L’Italia risulta competitiva grazie agli stipendi bloccati

L’Italia cresce grazie alle esportazioni che beneficiano di costi sempre più vicini a quelli dei Paesi verso cui una volta si delocalizzava per le condizioni più convenienti

Ogni ombra di recessione è stata sgomberata,il timore che l’invasione dell’Ucraina, l’aumento dei prezzi, specialmente quelli energetici, avrebbe fermato la ripresa post Covid facendo comparire il segno meno ha attraversato gli economisti e le cancellerie per alcuni mesi, ma nel caso dell’Italia è stato fugato.

Secondo la Commissione europea il nostro Paese nel 2023 godrà di una crescita dell’1,2% , superiore alla media europea, con +0,7% sulla Francia e +0,2% sulla Germania.

Sorge spontaneo domandarsi da dove nascono questi progressi.

L’Italia nel 2023 sembra beneficiare di un buon incremento degli investimenti, che saliranno del 2,6%, contro una media Ue dello 0,8% e una dell’Eurozona dell’1%, ad andare meglio del previsto non sono quelli dell’edilizia, come negli ultimi anni, ma delle attrezzature e della strumentazione, sarà determinante il grande miglioramento delle ragioni di scambio, ovvero il rapporto tra i prezzi dei beni esportati e quelli dei beni importati, aumenterà del 4%  contro una media europea del 2,9%, e, soprattutto, contro la previsione di un calo dell’1,9%.

Il calo del prezzo delle materie prime, dovuto al fallimento della strategia di Putin di strozzare l’Europa, molto meno dipendente dalle sue forniture, sta beneficiando l’Italia e Germania, più degli altri Paesi europei, al punto che nessuno più dell’Italia ha visto migliorare le previsioni, +5,9%, con il progresso negli investimenti al di sopra della media.

Investimenti e competitività verso l’estero hanno reso il miglioramento della nostra crescita più forte di quella che si è vista altrove.

Queste dinamiche positive si sono originate: dall’andamento dei consumi, con un aumento dello 0,1%, inferiore alla media europea, ma soprattutto con una discesa delle retribuzioni reali, che dopo l’inflazione, nel 2023 diminuiranno dell’1,9% scenderanno, a causa del carovita più veloce degli stipendi, anche in Francia e Germania, ma molto meno, dello 0,4%.

Questa riduzione contribuirà ad aumentare il calo del costo del lavoro reale, in maniera tra i più significativi d’Europa.

La crescita italiana è dovuta solo in minima parte al calo dei prezzi dell’energia, ad incidere è soprattutto la riduzione di altri costi, soprattutto gli stipendi in termini reali e come i Paesi poveri e in crisi stiamo acquistando competitività tramite una sorta di svalutazione salariale.
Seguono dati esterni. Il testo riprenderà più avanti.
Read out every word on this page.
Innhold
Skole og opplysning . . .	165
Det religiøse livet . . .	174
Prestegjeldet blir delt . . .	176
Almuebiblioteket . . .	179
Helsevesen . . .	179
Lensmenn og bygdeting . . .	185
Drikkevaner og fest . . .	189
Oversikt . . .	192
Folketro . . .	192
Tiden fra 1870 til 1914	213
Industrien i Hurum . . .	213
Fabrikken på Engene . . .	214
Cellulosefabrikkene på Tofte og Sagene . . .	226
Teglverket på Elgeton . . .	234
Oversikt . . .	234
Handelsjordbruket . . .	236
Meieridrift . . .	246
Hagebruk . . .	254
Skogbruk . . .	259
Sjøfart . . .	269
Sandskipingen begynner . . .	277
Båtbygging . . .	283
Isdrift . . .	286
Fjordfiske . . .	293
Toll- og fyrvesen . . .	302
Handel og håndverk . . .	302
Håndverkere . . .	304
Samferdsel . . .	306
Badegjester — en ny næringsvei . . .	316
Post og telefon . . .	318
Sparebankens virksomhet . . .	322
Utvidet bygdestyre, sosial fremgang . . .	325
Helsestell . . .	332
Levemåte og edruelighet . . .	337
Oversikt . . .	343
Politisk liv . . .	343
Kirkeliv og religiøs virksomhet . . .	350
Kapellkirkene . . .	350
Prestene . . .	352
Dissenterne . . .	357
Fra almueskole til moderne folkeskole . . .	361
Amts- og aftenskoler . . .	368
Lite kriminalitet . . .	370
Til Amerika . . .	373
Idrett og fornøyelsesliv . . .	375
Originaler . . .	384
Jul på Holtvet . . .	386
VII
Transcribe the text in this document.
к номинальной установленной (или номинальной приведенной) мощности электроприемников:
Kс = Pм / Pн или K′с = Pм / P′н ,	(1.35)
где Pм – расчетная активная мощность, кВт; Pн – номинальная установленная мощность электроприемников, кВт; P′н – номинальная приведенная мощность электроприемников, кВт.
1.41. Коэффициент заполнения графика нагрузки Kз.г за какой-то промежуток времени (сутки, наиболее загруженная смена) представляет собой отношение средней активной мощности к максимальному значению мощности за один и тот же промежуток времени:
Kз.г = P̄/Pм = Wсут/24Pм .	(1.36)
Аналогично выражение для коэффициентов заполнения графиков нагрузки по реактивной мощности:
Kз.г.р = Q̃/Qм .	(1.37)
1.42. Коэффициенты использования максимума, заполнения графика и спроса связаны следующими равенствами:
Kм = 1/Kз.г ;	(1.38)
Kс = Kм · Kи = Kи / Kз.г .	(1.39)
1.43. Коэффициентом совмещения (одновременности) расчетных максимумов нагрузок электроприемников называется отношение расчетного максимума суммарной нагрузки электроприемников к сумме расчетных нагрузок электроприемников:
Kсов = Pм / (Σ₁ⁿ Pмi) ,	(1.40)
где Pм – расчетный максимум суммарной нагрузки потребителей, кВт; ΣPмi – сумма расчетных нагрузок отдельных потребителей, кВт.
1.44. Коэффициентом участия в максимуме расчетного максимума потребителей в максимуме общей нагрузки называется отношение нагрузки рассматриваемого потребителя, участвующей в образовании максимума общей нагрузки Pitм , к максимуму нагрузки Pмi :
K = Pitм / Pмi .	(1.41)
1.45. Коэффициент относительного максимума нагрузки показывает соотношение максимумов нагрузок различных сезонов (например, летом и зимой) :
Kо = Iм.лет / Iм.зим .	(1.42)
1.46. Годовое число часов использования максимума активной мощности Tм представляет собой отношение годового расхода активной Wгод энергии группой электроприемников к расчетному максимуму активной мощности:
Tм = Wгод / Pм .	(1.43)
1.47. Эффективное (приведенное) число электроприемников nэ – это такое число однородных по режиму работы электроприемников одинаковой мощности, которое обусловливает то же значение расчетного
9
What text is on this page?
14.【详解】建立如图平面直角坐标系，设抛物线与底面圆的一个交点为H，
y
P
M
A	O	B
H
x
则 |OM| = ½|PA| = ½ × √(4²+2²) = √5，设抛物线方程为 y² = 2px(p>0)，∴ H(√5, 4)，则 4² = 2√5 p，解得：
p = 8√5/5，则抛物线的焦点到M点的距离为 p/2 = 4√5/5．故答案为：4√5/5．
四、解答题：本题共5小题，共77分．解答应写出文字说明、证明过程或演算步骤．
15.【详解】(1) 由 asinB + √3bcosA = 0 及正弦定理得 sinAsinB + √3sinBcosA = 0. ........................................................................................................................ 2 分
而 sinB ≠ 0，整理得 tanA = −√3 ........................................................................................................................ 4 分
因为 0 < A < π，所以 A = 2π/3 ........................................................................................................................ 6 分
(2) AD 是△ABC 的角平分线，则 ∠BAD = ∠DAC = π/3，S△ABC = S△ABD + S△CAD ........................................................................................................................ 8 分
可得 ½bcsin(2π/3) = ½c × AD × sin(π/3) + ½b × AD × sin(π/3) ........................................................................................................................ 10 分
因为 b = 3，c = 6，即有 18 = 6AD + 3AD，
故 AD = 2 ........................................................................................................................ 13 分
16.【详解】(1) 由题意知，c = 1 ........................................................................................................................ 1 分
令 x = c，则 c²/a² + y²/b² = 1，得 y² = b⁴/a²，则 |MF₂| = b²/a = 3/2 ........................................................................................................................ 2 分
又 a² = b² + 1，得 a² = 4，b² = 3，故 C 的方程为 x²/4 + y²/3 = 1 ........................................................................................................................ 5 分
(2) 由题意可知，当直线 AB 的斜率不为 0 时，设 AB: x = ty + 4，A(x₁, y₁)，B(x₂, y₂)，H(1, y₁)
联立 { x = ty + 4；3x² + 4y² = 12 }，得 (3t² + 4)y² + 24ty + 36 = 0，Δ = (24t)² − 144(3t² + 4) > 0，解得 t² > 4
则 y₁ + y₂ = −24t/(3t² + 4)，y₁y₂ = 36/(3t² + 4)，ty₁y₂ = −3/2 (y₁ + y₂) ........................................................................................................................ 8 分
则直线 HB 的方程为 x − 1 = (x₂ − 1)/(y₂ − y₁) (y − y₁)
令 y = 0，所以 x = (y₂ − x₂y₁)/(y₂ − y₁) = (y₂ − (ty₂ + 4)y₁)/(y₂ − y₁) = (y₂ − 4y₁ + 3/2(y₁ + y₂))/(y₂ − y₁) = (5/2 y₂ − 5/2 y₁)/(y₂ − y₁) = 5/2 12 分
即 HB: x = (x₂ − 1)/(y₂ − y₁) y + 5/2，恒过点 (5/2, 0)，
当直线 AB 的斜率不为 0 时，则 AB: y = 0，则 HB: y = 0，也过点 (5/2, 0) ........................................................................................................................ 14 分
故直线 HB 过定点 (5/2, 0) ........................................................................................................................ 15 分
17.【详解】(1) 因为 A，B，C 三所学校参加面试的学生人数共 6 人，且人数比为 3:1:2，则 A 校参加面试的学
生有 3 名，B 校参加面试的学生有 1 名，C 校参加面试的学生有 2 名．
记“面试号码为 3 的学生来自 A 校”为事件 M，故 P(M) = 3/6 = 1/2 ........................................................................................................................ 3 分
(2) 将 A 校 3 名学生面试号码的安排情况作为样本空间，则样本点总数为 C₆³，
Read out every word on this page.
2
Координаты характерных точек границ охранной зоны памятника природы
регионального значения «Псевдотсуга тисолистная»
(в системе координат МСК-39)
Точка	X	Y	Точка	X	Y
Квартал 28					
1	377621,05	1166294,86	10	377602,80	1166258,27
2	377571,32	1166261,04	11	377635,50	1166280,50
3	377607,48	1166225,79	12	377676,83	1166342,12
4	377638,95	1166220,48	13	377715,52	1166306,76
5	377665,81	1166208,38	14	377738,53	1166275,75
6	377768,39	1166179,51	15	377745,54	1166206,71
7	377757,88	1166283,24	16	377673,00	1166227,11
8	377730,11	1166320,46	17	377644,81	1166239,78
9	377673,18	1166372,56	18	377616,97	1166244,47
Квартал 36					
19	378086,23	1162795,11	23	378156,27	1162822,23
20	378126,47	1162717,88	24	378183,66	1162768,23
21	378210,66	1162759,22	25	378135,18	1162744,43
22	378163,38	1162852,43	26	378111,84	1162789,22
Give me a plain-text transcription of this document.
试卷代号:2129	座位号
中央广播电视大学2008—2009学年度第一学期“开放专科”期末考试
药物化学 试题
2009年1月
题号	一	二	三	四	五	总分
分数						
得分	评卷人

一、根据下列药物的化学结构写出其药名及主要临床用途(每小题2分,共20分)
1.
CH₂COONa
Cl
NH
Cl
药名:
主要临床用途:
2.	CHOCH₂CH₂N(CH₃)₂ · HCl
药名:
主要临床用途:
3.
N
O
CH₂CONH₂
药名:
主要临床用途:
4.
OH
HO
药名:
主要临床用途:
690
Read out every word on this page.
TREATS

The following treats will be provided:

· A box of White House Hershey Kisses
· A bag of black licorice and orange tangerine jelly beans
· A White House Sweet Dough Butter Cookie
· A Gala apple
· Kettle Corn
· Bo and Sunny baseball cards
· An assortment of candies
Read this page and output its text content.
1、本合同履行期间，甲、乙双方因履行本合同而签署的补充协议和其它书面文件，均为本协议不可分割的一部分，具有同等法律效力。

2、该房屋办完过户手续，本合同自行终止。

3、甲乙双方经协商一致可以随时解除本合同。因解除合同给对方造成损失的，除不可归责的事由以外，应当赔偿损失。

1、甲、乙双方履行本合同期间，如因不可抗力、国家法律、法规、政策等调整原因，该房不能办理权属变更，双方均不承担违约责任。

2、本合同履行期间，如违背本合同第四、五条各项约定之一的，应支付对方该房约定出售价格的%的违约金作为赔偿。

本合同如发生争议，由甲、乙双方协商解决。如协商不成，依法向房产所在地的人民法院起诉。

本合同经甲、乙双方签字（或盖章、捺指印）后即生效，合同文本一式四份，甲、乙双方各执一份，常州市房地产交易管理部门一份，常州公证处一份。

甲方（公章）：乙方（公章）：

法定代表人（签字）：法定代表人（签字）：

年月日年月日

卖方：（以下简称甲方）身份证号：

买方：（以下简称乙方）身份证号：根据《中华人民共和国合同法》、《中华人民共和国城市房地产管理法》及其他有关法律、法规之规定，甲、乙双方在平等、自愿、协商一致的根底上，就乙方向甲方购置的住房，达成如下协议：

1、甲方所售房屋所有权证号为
Da oltre trent’anni le retribuzioni di fatto non crescono anzi siamo sprofondati di fronte al segno meno.

A trascinare la nostra economia sono investimenti ed esportazioni, che beneficiano di costi sempre meno distanti da quelli dei Paesi verso cui una volta si delocalizzava.

La crescita della produttività è ottenuta o tramite l’aumento del valore intrinseco di ciò che si produce, che diventa più innovativo e competitivo a livello di prodotto, oppure tramite una riduzione dei suoi costi,purtroppo è quest’ultima strada quella che stiamo seguendo, e non potrebbe essere altrimenti visto che ricerca e innovazione continuano ad essere bistrattate e passare in secondo piano.

L’inflazione sta facendo il lavoro sporco che governi e imprese non potevano fare, bloccare gli stipendi e lasciar correre il carovita, ma prima o poi; il calo demografico, la richiesta di manodopera, risultante sempre meno reperibile, l’aumento dell’occupazione e quello delle esportazioni, renderanno indispensabile, per ovviare alla carenza di personale, sia aumentare gli stipendi sia innovare.